Reparametrization trick replaces $z\sim N(\mu, \sigma)$ with $z = \mu + \epsilon \sigma$, $\epsilon \sim N(0, I)$ for backpropagation. Intuitevely, I can imagine that this is related to sampling from $N(\mu, \sigma)$.
Is this exactly the same as $N$? If not, what is the difference between $z \sim N(\mu, \sigma)$ and $z = \mu + \epsilon \sigma$?
The following two variables: $$ z_1\sim\mathcal{N}(\mu_\theta(x),\Sigma_\theta(x)) $$ $$ z_2 = \mu_\theta(x) + \epsilon\,\Sigma_\theta(x)^{1/2},\;\, \epsilon \sim \mathcal{N}(0,I) $$ are equivalent in the sense that the distributions of $z_1$ and $z_2$ are the same.

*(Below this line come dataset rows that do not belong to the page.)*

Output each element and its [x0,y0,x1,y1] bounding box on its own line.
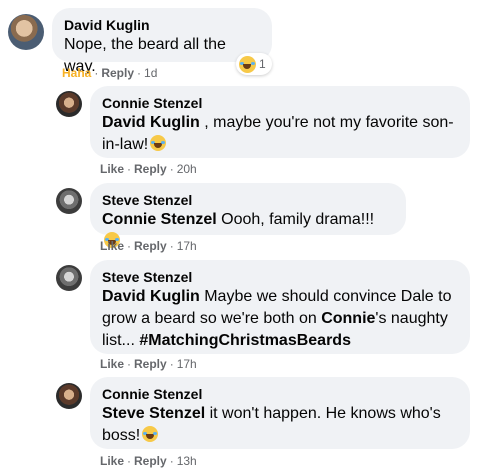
laughing-emoji-icon [150,135,167,151]
timestamp[interactable]: 17h [177,239,197,253]
like-action[interactable]: Like [100,239,124,253]
mention-link[interactable]: David Kuglin [102,288,200,305]
comment-author[interactable]: David Kuglin [64,16,260,34]
comment-author[interactable]: Connie Stenzel [102,94,458,112]
comment-bubble: Steve Stenzel David Kuglin Maybe we shou… [90,260,470,354]
comment-author[interactable]: Steve Stenzel [102,268,458,286]
comment-actions: Like · Reply · 20h [100,162,197,176]
reaction-count-pill[interactable]: 1 [236,53,272,75]
like-action[interactable]: Like [100,357,124,371]
comment-bubble: David Kuglin Nope, the beard all the way… [52,8,272,75]
haha-emoji-icon [239,55,256,73]
comment-bubble: Connie Stenzel Steve Stenzel it won't ha… [90,377,470,449]
comment-text: David Kuglin , maybe you're not my favor… [102,114,454,153]
mention-link[interactable]: Steve Stenzel [102,405,205,422]
like-action[interactable]: Like [100,162,124,176]
comment-text: David Kuglin Maybe we should convince Da… [102,288,452,349]
comment-author[interactable]: Connie Stenzel [102,385,458,403]
comment-actions: Like · Reply · 13h [100,454,197,468]
comment-actions: Like · Reply · 17h [100,357,197,371]
reaction-count: 1 [259,57,266,71]
timestamp[interactable]: 20h [177,162,197,176]
timestamp[interactable]: 17h [177,357,197,371]
comment-bubble: Connie Stenzel David Kuglin , maybe you'… [90,86,470,158]
timestamp[interactable]: 1d [144,66,157,80]
avatar-connie-stenzel[interactable] [56,383,82,409]
reply-action[interactable]: Reply [134,239,167,253]
avatar-steve-stenzel[interactable] [56,188,82,214]
reply-action[interactable]: Reply [134,454,167,468]
comment-author[interactable]: Steve Stenzel [102,191,394,209]
avatar-david-kuglin[interactable] [8,14,44,50]
reply-action[interactable]: Reply [134,357,167,371]
reply-action[interactable]: Reply [134,162,167,176]
mention-link[interactable]: Connie [321,310,375,327]
comment-text: Steve Stenzel it won't happen. He knows … [102,405,441,444]
comment-actions: Like · Reply · 17h [100,239,197,253]
avatar-connie-stenzel[interactable] [56,91,82,117]
mention-link[interactable]: Connie Stenzel [102,211,217,228]
haha-action[interactable]: Haha [62,66,91,80]
comment-actions: Haha · Reply · 1d [62,66,158,80]
hashtag-link[interactable]: #MatchingChristmasBeards [139,332,351,349]
reply-action[interactable]: Reply [101,66,134,80]
laughing-emoji-icon [142,426,159,442]
timestamp[interactable]: 13h [177,454,197,468]
comment-bubble: Steve Stenzel Connie Stenzel Oooh, famil… [90,183,406,248]
like-action[interactable]: Like [100,454,124,468]
mention-link[interactable]: David Kuglin [102,114,200,131]
avatar-steve-stenzel[interactable] [56,265,82,291]
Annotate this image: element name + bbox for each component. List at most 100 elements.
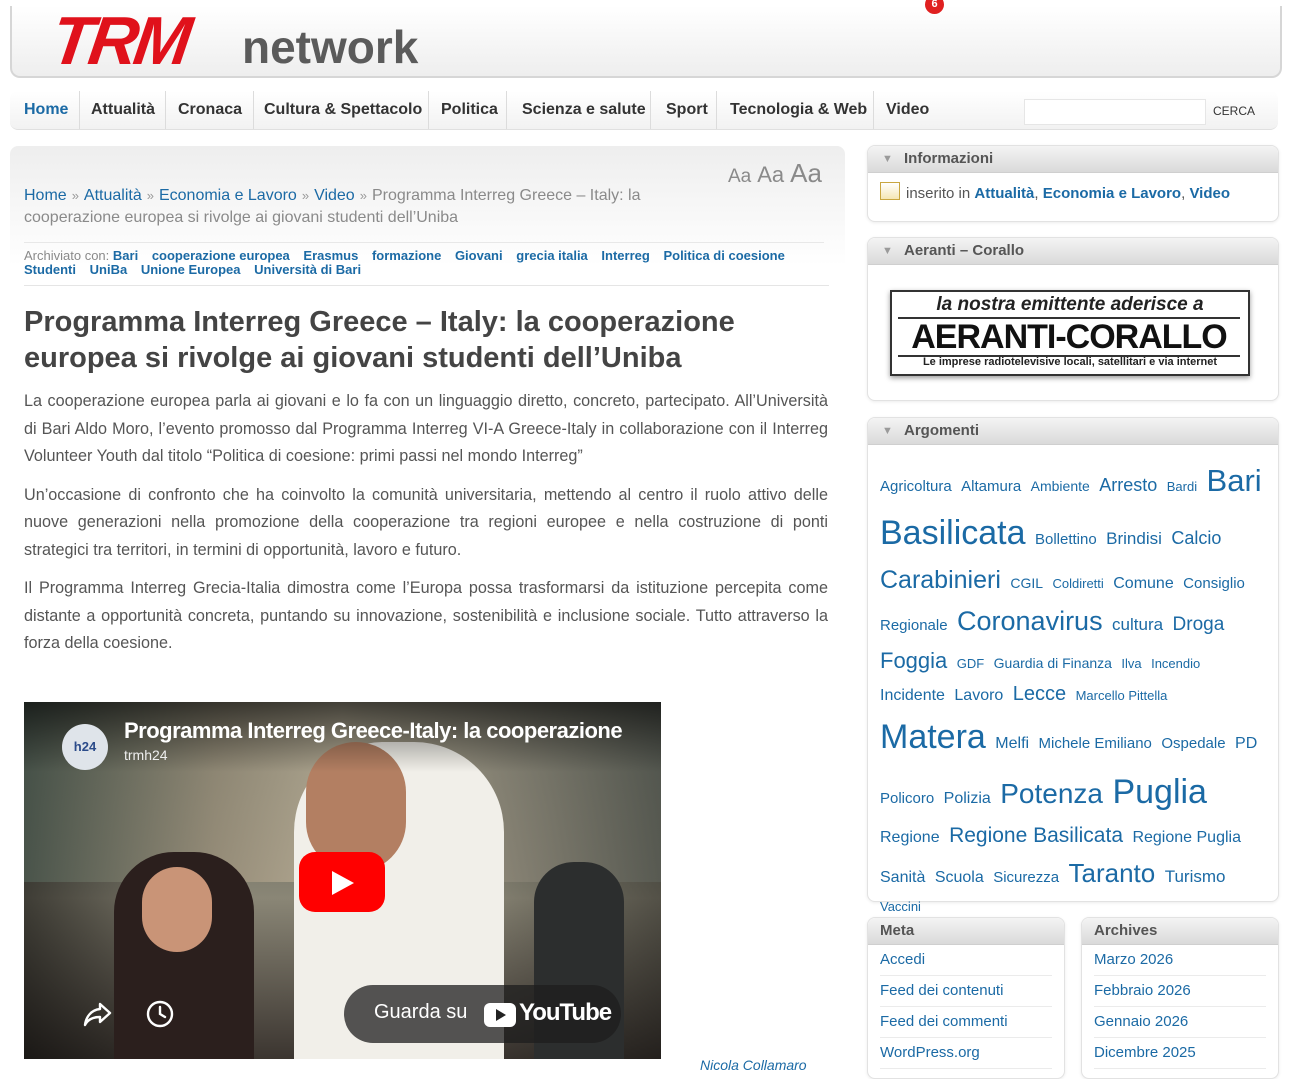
tag-cloud-link[interactable]: Puglia: [1112, 773, 1207, 811]
tag-link[interactable]: Interreg: [601, 248, 649, 263]
tag-link[interactable]: UniBa: [90, 262, 128, 277]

The difference is in computing derivatives: computing $\partial_\theta z_1$ is not well-defined, but $\partial_\theta z_2$ is. This fact is very useful for e.g. Variational Autoencoders and other models using the reparametrization trick in practice. Note that many other distributions cannot be decomposed (i.e. reparametrized) like this; how to get derivatives with these other distributions is an active research area (e.g. [1], [2]).